Spurgeon and the art of evangelism
I came across a great devotional by Charles H Spurgeon that I really think applies to evangelism efforts.
It's always good to study Spurgeon and the art of evangelism, as he had many great things to say on the subject.
The following is taken from the morning of October 8th:
"Now when he had left speaking, he said unto Simon, Launch out into the deep, and let down your nets for a draught." Luke 5:4
We learn from this narrative, the necessity of human agency. The draught of fishes was miraculous, yet neither the fisherman nor his boat, nor his fishing tackle were ignored; but all were used to take the fishes. So in the saving of souls, God worketh by means; and while the present economy of grace shall stand, God will be pleased by the foolishness of preaching to save them that believe.
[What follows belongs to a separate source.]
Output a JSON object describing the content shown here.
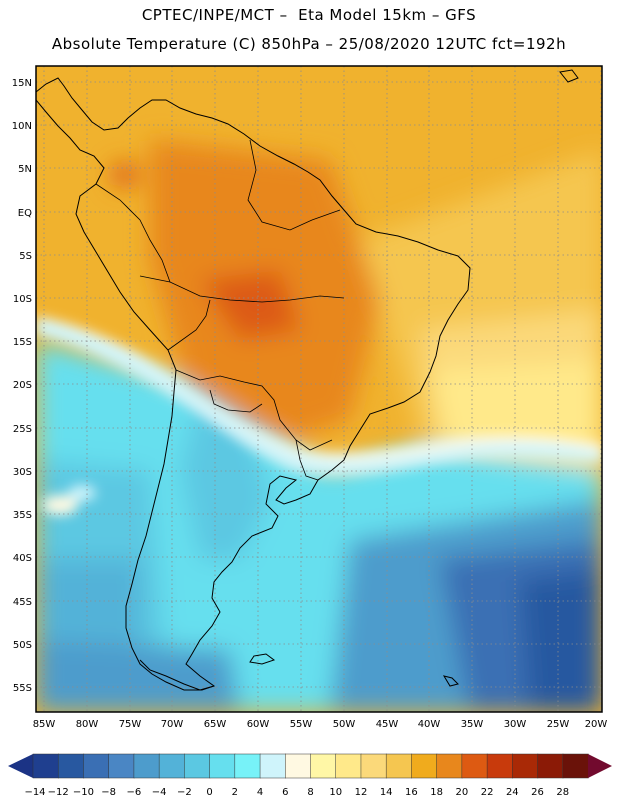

When God worketh without instruments, doubtless he is glorified; but he hath himself selected the plan of instrumentality as being that by which he is most magnified in the earth. Means of themselves are utterly unavailing. “Master, we have toiled all the night and have taken nothing.” What was the reason of this? Were they not fishermen plying their special calling? Verily, they were no raw hands; they understood the work. Had they gone about the toil unskilfully? No. Had they lacked industry? No, they had toiled. Had they lacked perseverance? No, they had toiled all the night. Was there a deficiency of fish in the sea? Certainly not, for as soon as the Master came, they swam to the net in shoals. What, then, is the reason? Is it because there is no power in the means of themselves apart from the presence of Jesus? “Without him we can do nothing.” But with Christ we can do all things. Christ’s presence confers success. Jesus sat in Peter’s boat, and his will, by a mysterious influence, drew the fish to the net. When Jesus is lifted up in his Church, his presence is the Church’s power—the shout of a king is in the midst of her. “I, if I be lifted up, will draw all men unto me.” Let us go out this morning on our work of soul fishing, looking up in faith, and around us in solemn anxiety. Let us toil till night comes, and we shall not labour in vain, for he who bids us let down the net, will fill it with fishes.
My thoughts on the above.
Spurgeon certainly underlined the need for our own efforts in evangelism. I wanted to add that evangelism requires a Christian to be humble. We see this in the text replected upon above. Why? The fishermen were skilled and already knew how to fish. For the Lord to tell them to have another go, after spending all night fishing would have been quite a knock on their pride I would guess. We need to walk by faith and not by sight - that is not human wisdom, but trusting the Lord with our work and not leaning on our own understandings.
Remain faithful, even if you don't see results!